The Wall Street Journal reports today that
As vaccinations speed up across the U.S., key Covid-19 metrics are declining from a record-setting fall surge. Newly reported cases fell below 100,000 for the first time this year. Hospitalizations dropped for the 26th day in a row, and the number of Covid-19 patients requiring intensive-care treatment fell to its lowest level since Nov. 19.
The country is now averaging about 1.4 million vaccinations a day, and nearly 10% of the U.S. population has been given at least one dose, according to a Wall Street Journal analysis of data from the Centers for Disease Control and Prevention. Demand is so high in some states it is overwhelming local providers and frustrating people seeking shots.
The Journal also offers an op-ed by former Food and Drug Commissioners and Doctors Scott Gottlieb and Mark McClellan recommending that the federal government start planning now for a potential “glut” of the COVID-19 vaccine beginning in the summer of this year. “It is essential to emphasize in public-health messaging that every adult can benefit and deserves the protections they can provide, and there will be no reason to forgo it once the scarcity problem is solved.”

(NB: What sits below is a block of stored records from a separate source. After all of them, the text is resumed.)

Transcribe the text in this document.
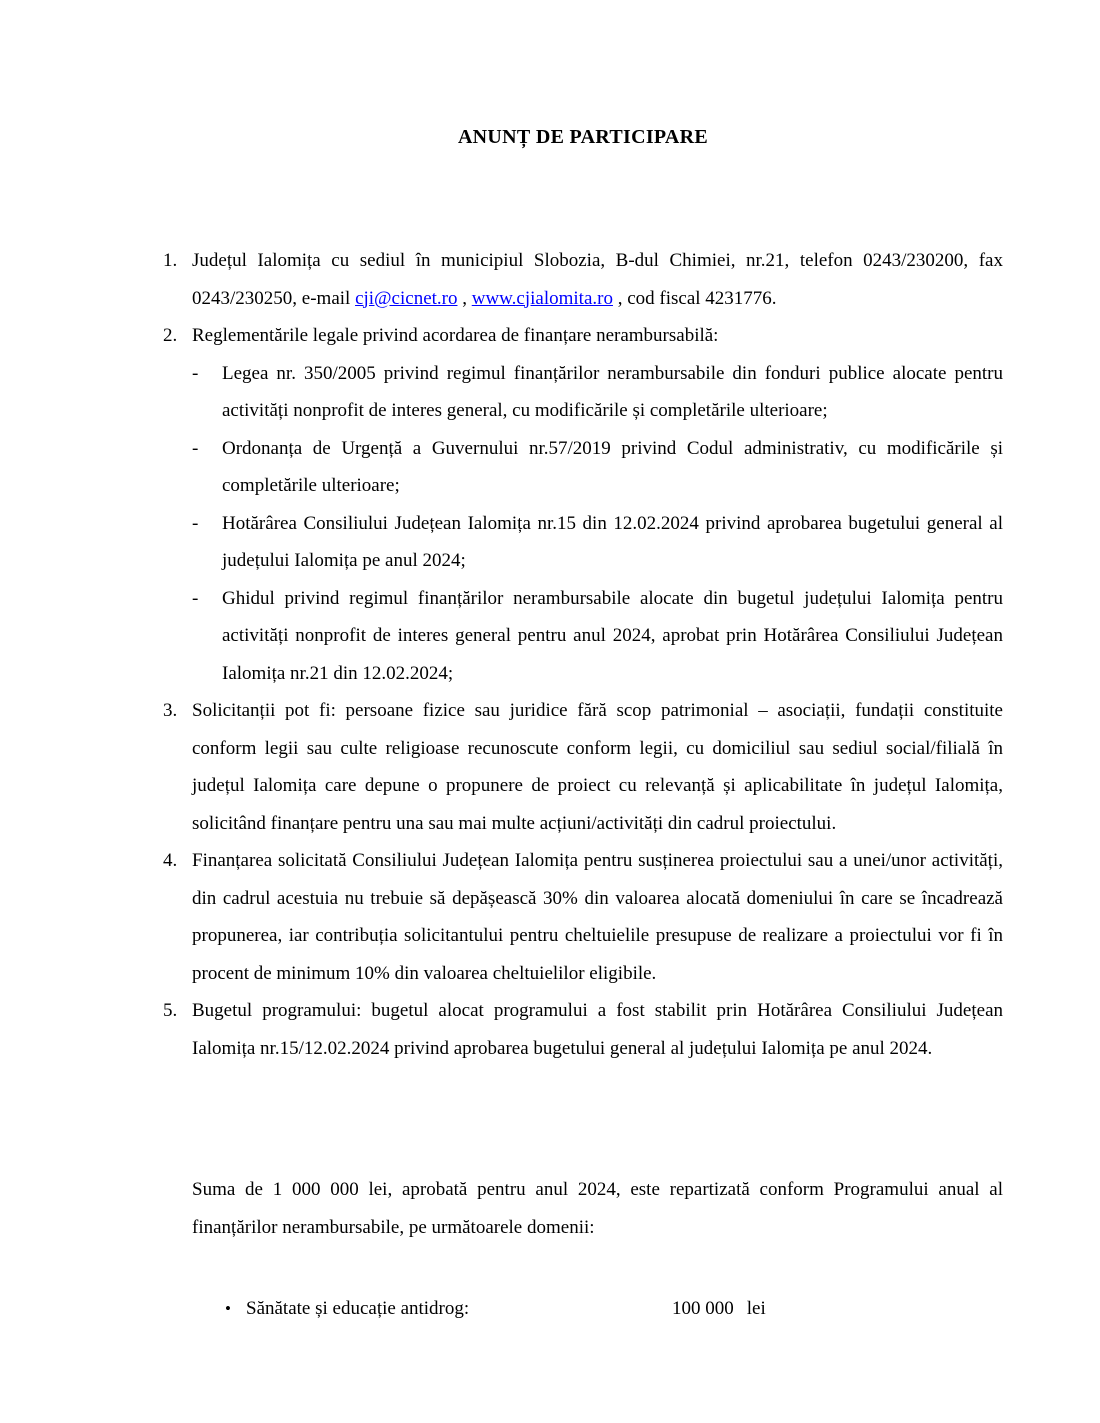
ANUNȚ DE PARTICIPARE
1. Județul Ialomița cu sediul în municipiul Slobozia, B-dul Chimiei, nr.21, telefon 0243/230200, fax 0243/230250, e-mail cji@cicnet.ro , www.cjialomita.ro , cod fiscal 4231776.
2. Reglementările legale privind acordarea de finanțare nerambursabilă:
-	Legea nr. 350/2005 privind regimul finanțărilor nerambursabile din fonduri publice alocate pentru activități nonprofit de interes general, cu modificările și completările ulterioare;
-	Ordonanța de Urgență a Guvernului nr.57/2019 privind Codul administrativ, cu modificările și completările ulterioare;
-	Hotărârea Consiliului Județean Ialomița nr.15 din 12.02.2024 privind aprobarea bugetului general al județului Ialomița pe anul 2024;
-	Ghidul privind regimul finanțărilor nerambursabile alocate din bugetul județului Ialomița pentru activități nonprofit de interes general pentru anul 2024, aprobat prin Hotărârea Consiliului Județean Ialomița nr.21 din 12.02.2024;
3. Solicitanții pot fi: persoane fizice sau juridice fără scop patrimonial – asociații, fundații constituite conform legii sau culte religioase recunoscute conform legii, cu domiciliul sau sediul social/filială în județul Ialomița care depune o propunere de proiect cu relevanță și aplicabilitate în județul Ialomița, solicitând finanțare pentru una sau mai multe acțiuni/activități din cadrul proiectului.
4. Finanțarea solicitată Consiliului Județean Ialomița pentru susținerea proiectului sau a unei/unor activități, din cadrul acestuia nu trebuie să depășească 30% din valoarea alocată domeniului în care se încadrează propunerea, iar contribuția solicitantului pentru cheltuielile presupuse de realizare a proiectului vor fi în procent de minimum 10% din valoarea cheltuielilor eligibile.
5. Bugetul programului: bugetul alocat programului a fost stabilit prin Hotărârea Consiliului Județean Ialomița nr.15/12.02.2024 privind aprobarea bugetului general al județului Ialomița pe anul 2024.
Suma de 1 000 000 lei, aprobată pentru anul 2024, este repartizată conform Programului anual al finanțărilor nerambursabile, pe următoarele domenii:
• Sănătate și educație antidrog:	100 000 lei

Fierce Healthcare reports that
Healthcare spending is expected to balloon to $8.3 trillion by 2040, which is $3.5 trillion less than a federal government estimate, a new report from consulting firm Deloitte finds.
The reason for the discrepancy is that consumers will take a more active role in their healthcare and therefore help curb spending, including by getting early signals of disease and addressing them proactively, according to the report released Monday.
“We anticipate that emerging technologies, an ability to cure and prevent disease (or detect disease in the earliest stages), and highly engaged consumers will lead to a deceleration of health spending between now and 2040,” the report said.
Here’s hoping.
Health Payer Intelligence informs us that “Payers are not leveraging care management to its fullest capacity and they have an opportunity reform their care management programs to improve quality of care and return on investment, a report from McKinsey & Company (McKinsey) found.” The report recommends four steps which the article describes in more detail”
First, the report recommended that payers target high-potential sources of value.
Second, payers should leverage care management to address clinically inappropriate healthcare spending, instead of seeking only to reduce total healthcare spend.
Third, the researchers urged payers to embrace consumerism.
Finally, payers should adopt operational metrics and disciplines to govern their care management programs
In the FEHBlog’s experience, good advice, like this, is always worth consideration but also is easier said than done.
In other news —
- Politico recently reported that “Chiquita Brooks-LaSure, a longtime Democratic health policy expert, has emerged as the leading candidate to run President Joe Biden’s Medicare and Medicaid agency, according to three sources familiar with the Biden team’s discussions.”
- Reuters reported that a federal district judge has dismissed Walmart’s lawsuit, filed last October, “seeking to preemptively block the U.S. government from blaming the world’s largest retailer for its alleged role in fueling the nation’s opioid crisis. U.S. District Judge Sean Jordan said the government had not waived its sovereign immunity from Walmart’s “sweeping” challenge to the Department of Justice’s and Drug Enforcement Administration’s enforcement of laws governing opioid prescriptions by pharmacies and pharmacists.” Not surprisingly this lawsuit did not deter the Justice Department’s lawsuit against Walmart. Walmart plans to appeal this decision.
- The Internal Revenue released today the 2021 version of its popular Employer’s Tax Guide to Fringe Benefits (Publication 15-B).